« On est l'Assemblée des territoires, cela a guidé notre travail ! », a résumé Philippe Tabarot, sénateur des Alpes-Maritimes (LR), lors de la présentation du rapport des commissions de la Chambre haute sur le projet de loi Climat, ce vendredi 4 juin. Car c'est bien l'un des fils rouges qui a conduit l'examen du texte par les sénateurs, entamé depuis plusieurs jours et bouclé hier soir : la consécration du rôle « majeur » des collectivités, « au cœur de la transition ».
En la matière, le projet de loi Climat, adopté en première lecture par l'Assemblée nationale début mai, verra son ambition « rehaussée », ont ainsi affirmé les élus. Ne mâchant pas leurs mots sur son contenu « mal calibré », « mêlant des mesures structurantes utiles et des dispositions plus anecdotiques, voire de simple affichage ».
« C'est un texte souvent mal écrit, qui ne satisfait personne pour satisfaire tout le monde », a déclaré Philippe Tabarot, membre de la commission sur l'aménagement du territoire et du développement durable. Et la commission des affaires économiques d'ajouter : « En tout état de cause, il ne permet pas d'atteindre les objectifs initialement fixés de réduire émissions de gaz à effet de serre d'au moins 40% d'ici à 2030 par rapport à 1990, dans un esprit justice sociale ».
Dotation financière aux collectivités
Les sénateurs ont ainsi adopté près de 500 amendements, de manière à « rendre crédible les engagements européens de la France », ont-ils assuré - avant l'examen en séance publique par l'ensemble de l'Hémicycle, prévu à la mi-juin. Notamment, en « promouvant l'écologie de l'intelligence territoriale ».
Concrètement, ils proposent la création d'une dotation financière de 1 milliard d'euros à destination des collectivités. Le but : accompagner les intercommunalités et les régions qui ont adopté un plan climat-énergie dans la mise en œuvre de celui-ci, et faciliter l'application des volets climats des schémas régionaux d'aménagement, de développement durable et d'égalité des territoires (Sraddet).

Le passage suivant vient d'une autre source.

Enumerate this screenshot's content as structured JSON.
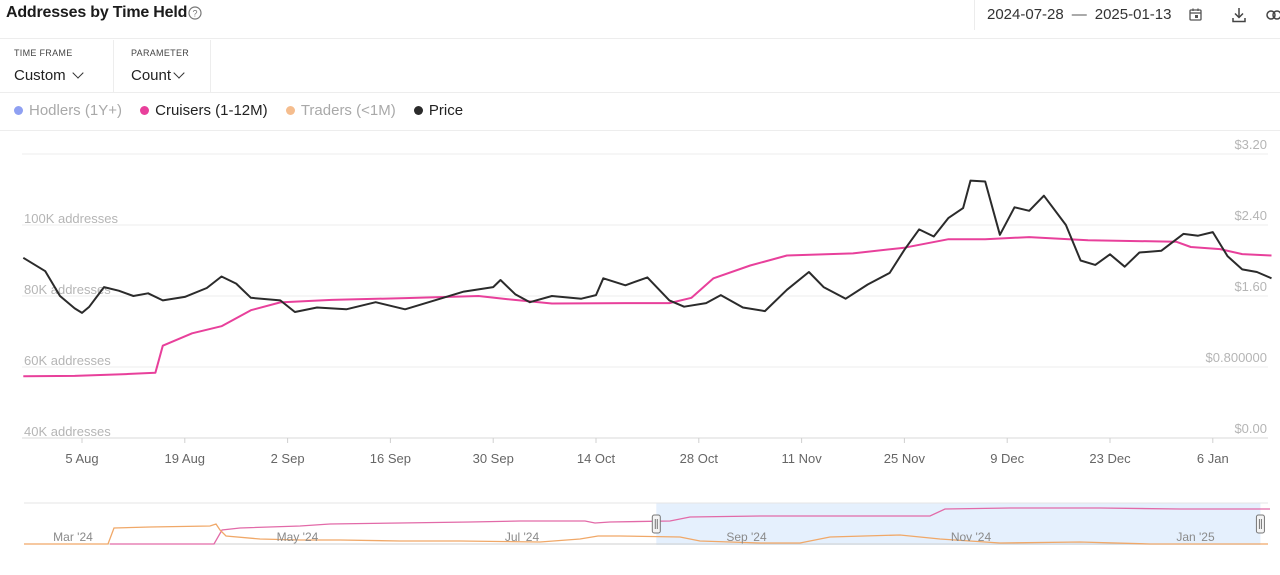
{
  "header": {
    "title": "Addresses by Time Held",
    "date_start": "2024-07-28",
    "date_separator": "—",
    "date_end": "2025-01-13"
  },
  "filters": {
    "timeframe_label": "TIME FRAME",
    "timeframe_value": "Custom",
    "parameter_label": "PARAMETER",
    "parameter_value": "Count"
  },
  "legend": [
    {
      "label": "Hodlers (1Y+)",
      "color": "#7b8ff0",
      "active": false
    },
    {
      "label": "Cruisers (1-12M)",
      "color": "#e8409b",
      "active": true
    },
    {
      "label": "Traders (<1M)",
      "color": "#f3b27a",
      "active": false
    },
    {
      "label": "Price",
      "color": "#2b2b2b",
      "active": true
    }
  ],
  "chart_data": {
    "type": "line",
    "x_ticks": [
      "5 Aug",
      "19 Aug",
      "2 Sep",
      "16 Sep",
      "30 Sep",
      "14 Oct",
      "28 Oct",
      "11 Nov",
      "25 Nov",
      "9 Dec",
      "23 Dec",
      "6 Jan"
    ],
    "y_left_ticks": [
      "40K addresses",
      "60K addresses",
      "80K addresses",
      "100K addresses"
    ],
    "y_left_range": [
      40000,
      120000
    ],
    "y_right_ticks": [
      "$0.00",
      "$0.800000",
      "$1.60",
      "$2.40",
      "$3.20"
    ],
    "y_right_range": [
      0,
      3.2
    ],
    "grid": true,
    "series": [
      {
        "name": "Cruisers (1-12M)",
        "axis": "left",
        "color": "#e8409b",
        "points": [
          [
            "2024-07-28",
            57400
          ],
          [
            "2024-08-04",
            57500
          ],
          [
            "2024-08-11",
            58000
          ],
          [
            "2024-08-15",
            58400
          ],
          [
            "2024-08-16",
            66000
          ],
          [
            "2024-08-20",
            69500
          ],
          [
            "2024-08-24",
            71500
          ],
          [
            "2024-08-28",
            76000
          ],
          [
            "2024-09-01",
            78200
          ],
          [
            "2024-09-08",
            78900
          ],
          [
            "2024-09-18",
            79400
          ],
          [
            "2024-09-28",
            80000
          ],
          [
            "2024-10-02",
            79100
          ],
          [
            "2024-10-08",
            77900
          ],
          [
            "2024-10-18",
            78000
          ],
          [
            "2024-10-24",
            78000
          ],
          [
            "2024-10-27",
            79500
          ],
          [
            "2024-10-30",
            85000
          ],
          [
            "2024-11-04",
            88600
          ],
          [
            "2024-11-09",
            91400
          ],
          [
            "2024-11-18",
            92000
          ],
          [
            "2024-11-25",
            93600
          ],
          [
            "2024-12-01",
            96000
          ],
          [
            "2024-12-06",
            96000
          ],
          [
            "2024-12-12",
            96600
          ],
          [
            "2024-12-20",
            95700
          ],
          [
            "2025-01-01",
            95300
          ],
          [
            "2025-01-03",
            93800
          ],
          [
            "2025-01-07",
            93200
          ],
          [
            "2025-01-10",
            91800
          ],
          [
            "2025-01-14",
            91400
          ]
        ]
      },
      {
        "name": "Price",
        "axis": "right",
        "color": "#2b2b2b",
        "points": [
          [
            "2024-07-28",
            2.03
          ],
          [
            "2024-07-31",
            1.88
          ],
          [
            "2024-08-02",
            1.6
          ],
          [
            "2024-08-04",
            1.46
          ],
          [
            "2024-08-05",
            1.41
          ],
          [
            "2024-08-06",
            1.48
          ],
          [
            "2024-08-08",
            1.7
          ],
          [
            "2024-08-10",
            1.66
          ],
          [
            "2024-08-12",
            1.6
          ],
          [
            "2024-08-14",
            1.63
          ],
          [
            "2024-08-16",
            1.55
          ],
          [
            "2024-08-19",
            1.59
          ],
          [
            "2024-08-22",
            1.69
          ],
          [
            "2024-08-24",
            1.82
          ],
          [
            "2024-08-26",
            1.74
          ],
          [
            "2024-08-28",
            1.58
          ],
          [
            "2024-09-01",
            1.55
          ],
          [
            "2024-09-03",
            1.42
          ],
          [
            "2024-09-06",
            1.47
          ],
          [
            "2024-09-10",
            1.45
          ],
          [
            "2024-09-14",
            1.53
          ],
          [
            "2024-09-18",
            1.45
          ],
          [
            "2024-09-22",
            1.55
          ],
          [
            "2024-09-26",
            1.65
          ],
          [
            "2024-09-30",
            1.7
          ],
          [
            "2024-10-01",
            1.78
          ],
          [
            "2024-10-03",
            1.62
          ],
          [
            "2024-10-05",
            1.53
          ],
          [
            "2024-10-08",
            1.6
          ],
          [
            "2024-10-12",
            1.57
          ],
          [
            "2024-10-14",
            1.61
          ],
          [
            "2024-10-15",
            1.8
          ],
          [
            "2024-10-18",
            1.72
          ],
          [
            "2024-10-21",
            1.81
          ],
          [
            "2024-10-24",
            1.55
          ],
          [
            "2024-10-26",
            1.48
          ],
          [
            "2024-10-29",
            1.52
          ],
          [
            "2024-10-31",
            1.61
          ],
          [
            "2024-11-03",
            1.47
          ],
          [
            "2024-11-06",
            1.43
          ],
          [
            "2024-11-09",
            1.67
          ],
          [
            "2024-11-12",
            1.87
          ],
          [
            "2024-11-14",
            1.7
          ],
          [
            "2024-11-17",
            1.57
          ],
          [
            "2024-11-20",
            1.73
          ],
          [
            "2024-11-23",
            1.86
          ],
          [
            "2024-11-25",
            2.12
          ],
          [
            "2024-11-27",
            2.35
          ],
          [
            "2024-11-29",
            2.27
          ],
          [
            "2024-12-01",
            2.48
          ],
          [
            "2024-12-03",
            2.59
          ],
          [
            "2024-12-04",
            2.9
          ],
          [
            "2024-12-06",
            2.89
          ],
          [
            "2024-12-08",
            2.29
          ],
          [
            "2024-12-10",
            2.6
          ],
          [
            "2024-12-12",
            2.56
          ],
          [
            "2024-12-14",
            2.73
          ],
          [
            "2024-12-17",
            2.4
          ],
          [
            "2024-12-19",
            2.0
          ],
          [
            "2024-12-21",
            1.95
          ],
          [
            "2024-12-23",
            2.07
          ],
          [
            "2024-12-25",
            1.93
          ],
          [
            "2024-12-27",
            2.09
          ],
          [
            "2024-12-30",
            2.11
          ],
          [
            "2025-01-02",
            2.3
          ],
          [
            "2025-01-04",
            2.28
          ],
          [
            "2025-01-06",
            2.32
          ],
          [
            "2025-01-08",
            2.05
          ],
          [
            "2025-01-10",
            1.9
          ],
          [
            "2025-01-12",
            1.87
          ],
          [
            "2025-01-14",
            1.8
          ]
        ]
      }
    ]
  },
  "navigator": {
    "x_ticks": [
      "Mar '24",
      "May '24",
      "Jul '24",
      "Sep '24",
      "Nov '24",
      "Jan '25"
    ],
    "selection_start": "2024-07-28",
    "selection_end": "2025-01-13",
    "pink_color": "#e26aa8",
    "orange_color": "#f0a868",
    "selection_fill": "#e5f0fd"
  }
}
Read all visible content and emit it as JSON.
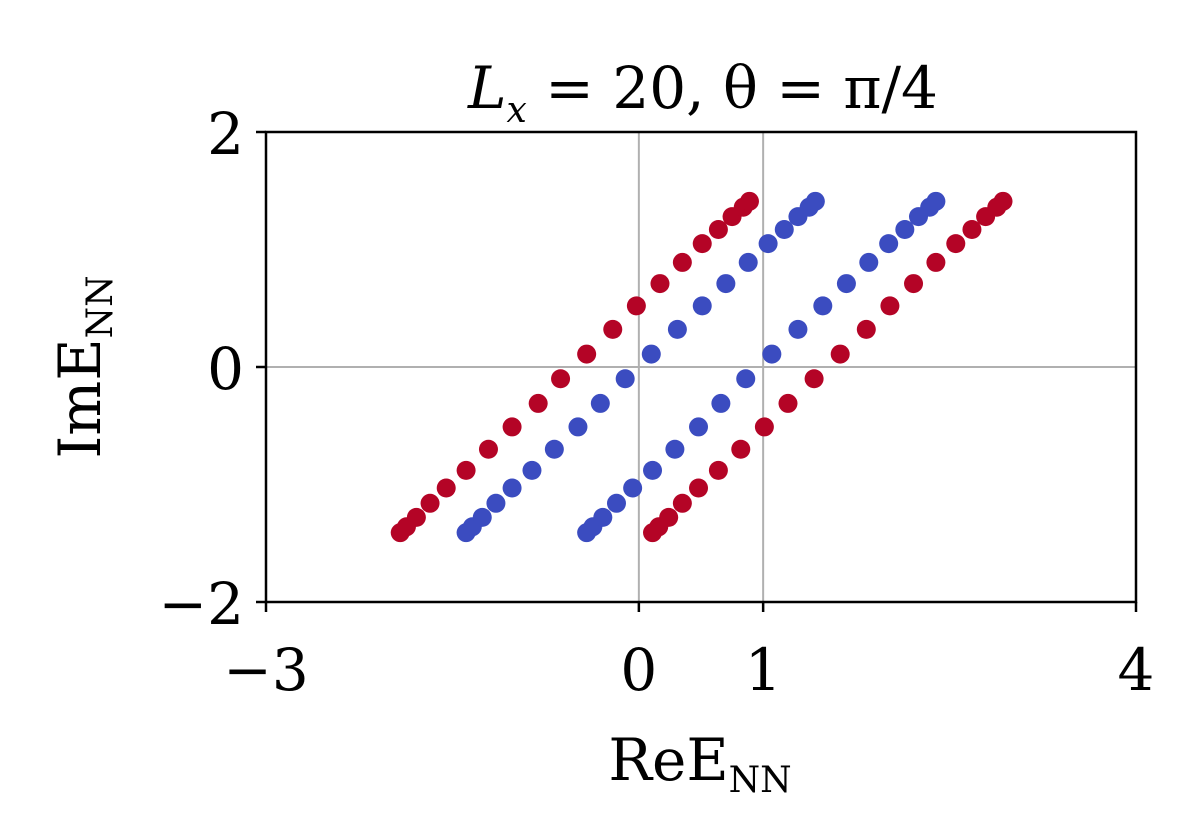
{
  "chart_data": {
    "type": "scatter",
    "title": {
      "main": "L",
      "sub": "x",
      "rest": " = 20, θ = π/4"
    },
    "xlabel": {
      "main": "ReE",
      "sub": "NN"
    },
    "ylabel": {
      "main": "ImE",
      "sub": "NN"
    },
    "xlim": [
      -3,
      4
    ],
    "ylim": [
      -2,
      2
    ],
    "xticks": [
      -3,
      0,
      1,
      4
    ],
    "xtick_labels": [
      "−3",
      "0",
      "1",
      "4"
    ],
    "yticks": [
      -2,
      0,
      2
    ],
    "ytick_labels": [
      "−2",
      "0",
      "2"
    ],
    "grid": {
      "x": [
        0,
        1
      ],
      "y": [
        0
      ]
    },
    "series": [
      {
        "color": "#b40426",
        "points": [
          [
            -1.92,
            -1.41
          ],
          [
            -1.87,
            -1.36
          ],
          [
            -1.79,
            -1.28
          ],
          [
            -1.68,
            -1.16
          ],
          [
            -1.55,
            -1.03
          ],
          [
            -1.39,
            -0.88
          ],
          [
            -1.21,
            -0.7
          ],
          [
            -1.02,
            -0.51
          ],
          [
            -0.81,
            -0.31
          ],
          [
            -0.63,
            -0.1
          ],
          [
            -0.42,
            0.11
          ],
          [
            -0.21,
            0.32
          ],
          [
            -0.02,
            0.52
          ],
          [
            0.17,
            0.71
          ],
          [
            0.35,
            0.89
          ],
          [
            0.51,
            1.05
          ],
          [
            0.64,
            1.17
          ],
          [
            0.75,
            1.28
          ],
          [
            0.84,
            1.36
          ],
          [
            0.89,
            1.41
          ],
          [
            0.11,
            -1.41
          ],
          [
            0.16,
            -1.36
          ],
          [
            0.24,
            -1.28
          ],
          [
            0.35,
            -1.16
          ],
          [
            0.48,
            -1.03
          ],
          [
            0.64,
            -0.88
          ],
          [
            0.82,
            -0.7
          ],
          [
            1.01,
            -0.51
          ],
          [
            1.2,
            -0.31
          ],
          [
            1.41,
            -0.1
          ],
          [
            1.62,
            0.11
          ],
          [
            1.83,
            0.32
          ],
          [
            2.02,
            0.52
          ],
          [
            2.21,
            0.71
          ],
          [
            2.39,
            0.89
          ],
          [
            2.55,
            1.05
          ],
          [
            2.68,
            1.17
          ],
          [
            2.79,
            1.28
          ],
          [
            2.88,
            1.36
          ],
          [
            2.93,
            1.41
          ]
        ]
      },
      {
        "color": "#3b4cc0",
        "points": [
          [
            -1.39,
            -1.41
          ],
          [
            -1.34,
            -1.36
          ],
          [
            -1.26,
            -1.28
          ],
          [
            -1.15,
            -1.16
          ],
          [
            -1.02,
            -1.03
          ],
          [
            -0.86,
            -0.88
          ],
          [
            -0.68,
            -0.7
          ],
          [
            -0.49,
            -0.51
          ],
          [
            -0.31,
            -0.31
          ],
          [
            -0.11,
            -0.1
          ],
          [
            0.1,
            0.11
          ],
          [
            0.31,
            0.32
          ],
          [
            0.51,
            0.52
          ],
          [
            0.7,
            0.71
          ],
          [
            0.88,
            0.89
          ],
          [
            1.04,
            1.05
          ],
          [
            1.17,
            1.17
          ],
          [
            1.28,
            1.28
          ],
          [
            1.37,
            1.36
          ],
          [
            1.42,
            1.41
          ],
          [
            -0.42,
            -1.41
          ],
          [
            -0.37,
            -1.36
          ],
          [
            -0.29,
            -1.28
          ],
          [
            -0.18,
            -1.16
          ],
          [
            -0.05,
            -1.03
          ],
          [
            0.11,
            -0.88
          ],
          [
            0.29,
            -0.7
          ],
          [
            0.48,
            -0.51
          ],
          [
            0.66,
            -0.31
          ],
          [
            0.86,
            -0.1
          ],
          [
            1.07,
            0.11
          ],
          [
            1.28,
            0.32
          ],
          [
            1.48,
            0.52
          ],
          [
            1.67,
            0.71
          ],
          [
            1.85,
            0.89
          ],
          [
            2.01,
            1.05
          ],
          [
            2.14,
            1.17
          ],
          [
            2.25,
            1.28
          ],
          [
            2.34,
            1.36
          ],
          [
            2.39,
            1.41
          ]
        ]
      }
    ]
  }
}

« Cette adoption à partir d'un combat ancien des écologistes au Sénat offre une nouvelle opportunité au gouvernement d'enfin proposer un véritable accompagnement financier de l'action climat des territoires », s'est immédiatement félicité le Groupe Ecologiste du Sénat.
Un État « répartiteur des droits à construire »
Car l'Etat ne doit pas être tout puissant, considèrent les sénateurs, qui plaident également pour « rapprocher la décision au plus près du terrain » en matière de lutte contre l'étalement urbain - plutôt que de « reléguer [les collectivités] au rang d'exécutant ». En effet, selon le projet de loi Climat adopté par les députés, tous les documents d'urbanisme, des documents de planification régionale (SRADDET) aux schémas de cohésion territoriale (SCoT) et aux plans locaux d'urbanisme (PLU), devront répondre aux exigences fixées par la future loi. Et ce, dans un objectif clair : diviser par deux, sur les dix prochaines années, l'artificialisation des sols par rapport à la précédente décennie. Afin d'atteindre, en 2050, l'objectif de zéro artificialisation nette (ZAN).
Une proposition qui vient s'ajouter à un arsenal législatif déjà important, ont opposé les sénateurs. « Le projet de loi se trompe de méthode. Il traduit une véritable volonté centralisatrice, avec un Etat répartiteur des droits à construire », a fait valoir Jean-Baptiste Blanc, rapporteur pour le volet ZAN.
Confier la décision aux territoires
Ainsi, la commission sur l'aménagement du territoire propose de remplacer cette approche « uniforme » par une approche « différenciée et territorialisée ». Elle replace par exemple le SRADDET, « qui traduit une forme de nouveau centralisme régional », selon le rapporteur, dans son rôle d'orientation générale en matière de réduction de l'artificialisation des sols. Et confie la fixation des cibles chiffrées et leur déclinaison territoriale aux SCoT, pour « mieux adapter les efforts aux réalités locales ». Cependant, aucune suppression de l'objectif ZAN en 2050 n'est prévue, assurent les sénateurs :
« L'idée est de faire confiance aux élus locaux pour s'inscrire eux-mêmes dans cette trajectoire. Les SRADDET restent de l'orientation : ceux qui souhaitent poursuivre avec un SRADDET contraignant pourront le faire, et ceux qui le considèrent de l'ordre de recommandation pourront aussi ne pas s'y plier », a ainsi précisé Jean-Baptiste Blanc.
D'autant que, selon le rapporteur, la plupart des territoires s'inscrivent déjà dans cette direction. « Aujourd'hui, près de 58 % des SCoT se fixent un objectif chiffré de réduction de la consommation d'espace supérieur à 50% », détaillait la commission des affaires économiques dans un rapport publié mercredi 12 mai.